Minnesota’s legislative leaders often say that House-Senate conference committees should work out major legislation in public.
That way, the logic goes, not only can the public watch the public’s business, but more eyes on bills would mean fewer mistakes.
But pretty much every year, those public negotiations never happen.
A couple of this year’s biggest bills were on their deathbeds as the session wound down. Democrats who run the Senate and Republicans who control the House had not been able to agree on how to craft a public works bill and one injecting new money into transportation.
When the going got tough on those measures, legislative leaders went behind closed doors.
This year, those closed doors usually were to Senate Majority Leader Tom Bakk’s office. He and House Speaker Kurt Daudt, and others from time to time, tried to work out details for days. Reporters were camped outside awaiting word about any progress.
The scene was similar to past negotiations, except the “cone of silence” — as Gov. Mark Dayton called it — was not activated. In an effort to make the meetings a bit more transparent, the Democratic governor refused to agree that whatever said in negotiations remained in the private room.
So when Dayton was involved in talks, he usually briefed reporters afterward. Bakk often talked, too, and Daudt did sometimes, but he was the most reluctant of the three to talk after high-level meetings.
Lawmakers often stopped reporters in the final days, asking: “What’s happening? You know more than we do.”
Republicans and Democrats alike decry the closed-door system, but little changes from year to year.
Sen. Roger Reinert, D-Duluth, said that the rush to finish bills this year resulted in mistakes.
“In the last-minute flurry of bill drafting, several projects — including the Duluth steam plant and Arrowhead Regional Wellness Center — were listed on a spreadsheet, but not actually included in the bill,” Reinert said. “This is extremely disappointing, and shows the significant and real dangers of last-minute legislating.”
Daudt: Bakk waits
Senate Majority Leader Tom Bakk is a master at using time to get what he wants, House Speaker Kurt Daudt said, but it did not quite work this year when lawmakers ran out of time before passing key bills.

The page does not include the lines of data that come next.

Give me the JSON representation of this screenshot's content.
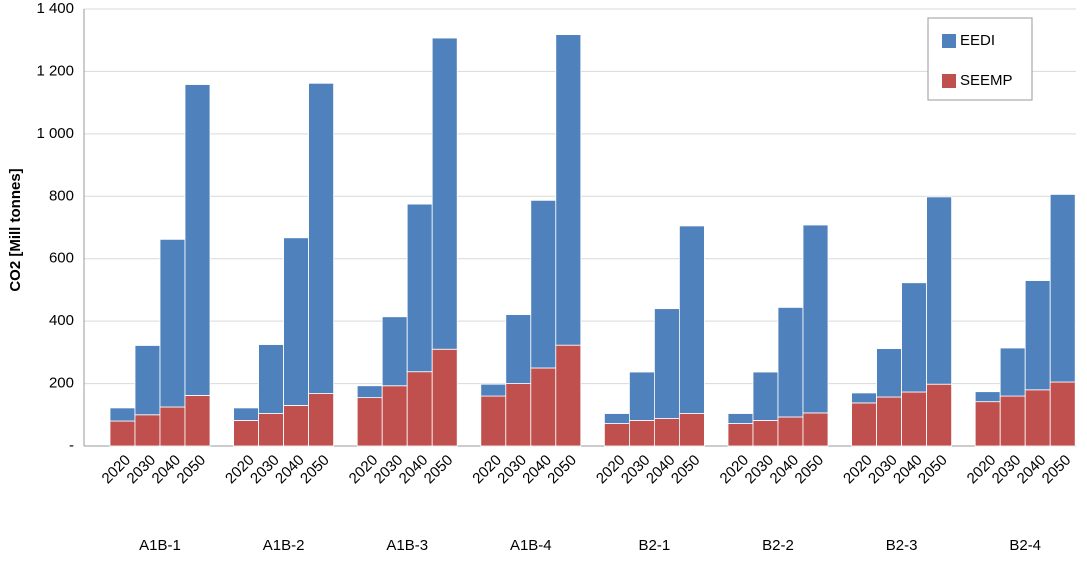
{
  "chart_data": {
    "type": "stacked_bar",
    "y_label": "CO2  [Mill tonnes]",
    "groups": [
      "A1B-1",
      "A1B-2",
      "A1B-3",
      "A1B-4",
      "B2-1",
      "B2-2",
      "B2-3",
      "B2-4"
    ],
    "categories": [
      "2020",
      "2030",
      "2040",
      "2050",
      "2020",
      "2030",
      "2040",
      "2050",
      "2020",
      "2030",
      "2040",
      "2050",
      "2020",
      "2030",
      "2040",
      "2050",
      "2020",
      "2030",
      "2040",
      "2050",
      "2020",
      "2030",
      "2040",
      "2050",
      "2020",
      "2030",
      "2040",
      "2050",
      "2020",
      "2030",
      "2040",
      "2050"
    ],
    "series": [
      {
        "name": "EEDI",
        "color": "#4f81bd",
        "values": [
          42,
          222,
          537,
          996,
          40,
          221,
          537,
          994,
          38,
          221,
          537,
          997,
          38,
          221,
          537,
          995,
          32,
          155,
          352,
          601,
          32,
          155,
          351,
          602,
          32,
          155,
          350,
          600,
          32,
          154,
          350,
          601
        ]
      },
      {
        "name": "SEEMP",
        "color": "#c0504d",
        "values": [
          80,
          100,
          125,
          162,
          82,
          104,
          130,
          168,
          155,
          193,
          238,
          310,
          160,
          200,
          250,
          323,
          72,
          82,
          88,
          104,
          72,
          82,
          93,
          106,
          138,
          157,
          173,
          198,
          142,
          160,
          180,
          205
        ]
      }
    ],
    "ylim": [
      0,
      1400
    ],
    "yticks": [
      {
        "value": 0,
        "label": "-"
      },
      200,
      400,
      600,
      800,
      {
        "value": 1000,
        "label": "1 000"
      },
      {
        "value": 1200,
        "label": "1 200"
      },
      {
        "value": 1400,
        "label": "1 400"
      }
    ],
    "grid": true,
    "legend": "top-right"
  }
}
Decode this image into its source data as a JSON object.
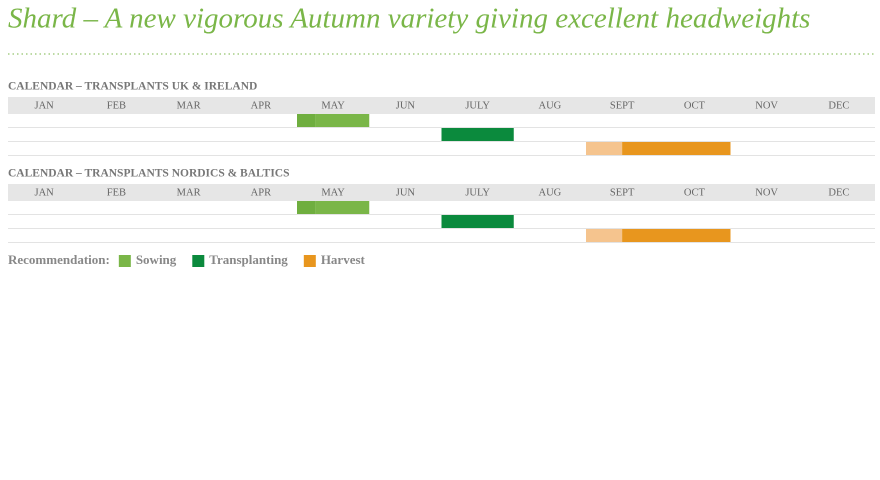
{
  "title": "Shard – A new vigorous Autumn variety giving excellent headweights",
  "calendars": [
    {
      "heading": "CALENDAR – TRANSPLANTS UK & IRELAND",
      "months": [
        "JAN",
        "FEB",
        "MAR",
        "APR",
        "MAY",
        "JUN",
        "JULY",
        "AUG",
        "SEPT",
        "OCT",
        "NOV",
        "DEC"
      ],
      "rows": [
        [
          {
            "start": 4,
            "end": 4.25,
            "color": "#6fae3f"
          },
          {
            "start": 4.25,
            "end": 5,
            "color": "#7ab648"
          }
        ],
        [
          {
            "start": 6,
            "end": 7,
            "color": "#0b8a3d"
          }
        ],
        [
          {
            "start": 8,
            "end": 8.5,
            "color": "#f5c48e"
          },
          {
            "start": 8.5,
            "end": 10,
            "color": "#e8961e"
          }
        ]
      ]
    },
    {
      "heading": "CALENDAR – TRANSPLANTS NORDICS & BALTICS",
      "months": [
        "JAN",
        "FEB",
        "MAR",
        "APR",
        "MAY",
        "JUN",
        "JULY",
        "AUG",
        "SEPT",
        "OCT",
        "NOV",
        "DEC"
      ],
      "rows": [
        [
          {
            "start": 4,
            "end": 4.25,
            "color": "#6fae3f"
          },
          {
            "start": 4.25,
            "end": 5,
            "color": "#7ab648"
          }
        ],
        [
          {
            "start": 6,
            "end": 7,
            "color": "#0b8a3d"
          }
        ],
        [
          {
            "start": 8,
            "end": 8.5,
            "color": "#f5c48e"
          },
          {
            "start": 8.5,
            "end": 10,
            "color": "#e8961e"
          }
        ]
      ]
    }
  ],
  "legend": {
    "label": "Recommendation:",
    "items": [
      {
        "name": "Sowing",
        "color": "#7ab648"
      },
      {
        "name": "Transplanting",
        "color": "#0b8a3d"
      },
      {
        "name": "Harvest",
        "color": "#e8961e"
      }
    ]
  }
}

“He uses time management to do what he thinks is to his advantage,” Daudt told Forum News Service. “He waits you out until the very end.”
The scramble at the end of the session was “what I call textbook Tom Bakk,” Daudt said.
Bakk may not talk much about his tactics, but he said say about legislating: “This is a contact sport.”
In her retirement speech the day after lawmakers missed their deadline, Sen. Terri Bonoff, D-Minnetonka, turned to Bakk and said: “I do think you are a gifted strategist. I am sorry it did not work out last night.”
Pretty much no one expected former Minnesota Gov. Jesse Ventura to run for president, so they will not be surprised that he is not.
But why he is not running may be surprising.
“I am stating unequivocally that I am not running for president,” Ventura said on the ora.tv Website. “I would love to run against Hillary Clinton and Donald Trump. I’d love to debate them, but, just in case I would win, I don’t want to do the job. And if you don’t want to do the job, you have no business running for president.”
Ventura said the country is messed up beyond repair.
“I simply don’t have it in my heart to do the job,” he said. “Besides, I’m too passive.”
Democrat honors Republican
A western Twin Cities Democratic senator used her spotlight to honor a western Minnesota Republican colleague for his courage.
Sen. Terri Bonoff, D-Minnetonka, delivering her retirement speech in the state Senate, before running for the U.S. House, said Minnesota’s only blind legislator is an inspiration.
“He is so courageous and strong,” Bonoff said of Sen. Torrey Westrom, R-Elbow Lake. “You don’t need to have sympathy for Sen. Westrom because he truly is graced with God’s good will and his life is a gift for all of us.”
Vets get tax break
A military veteran tax break sought for two decades has a chance of becoming law.
A provision passed the Legislature to allow veterans to avoid paying state income tax on their military retirement pay. Nearly 18,000 Minnesota veterans could see taxes fall because of the provision.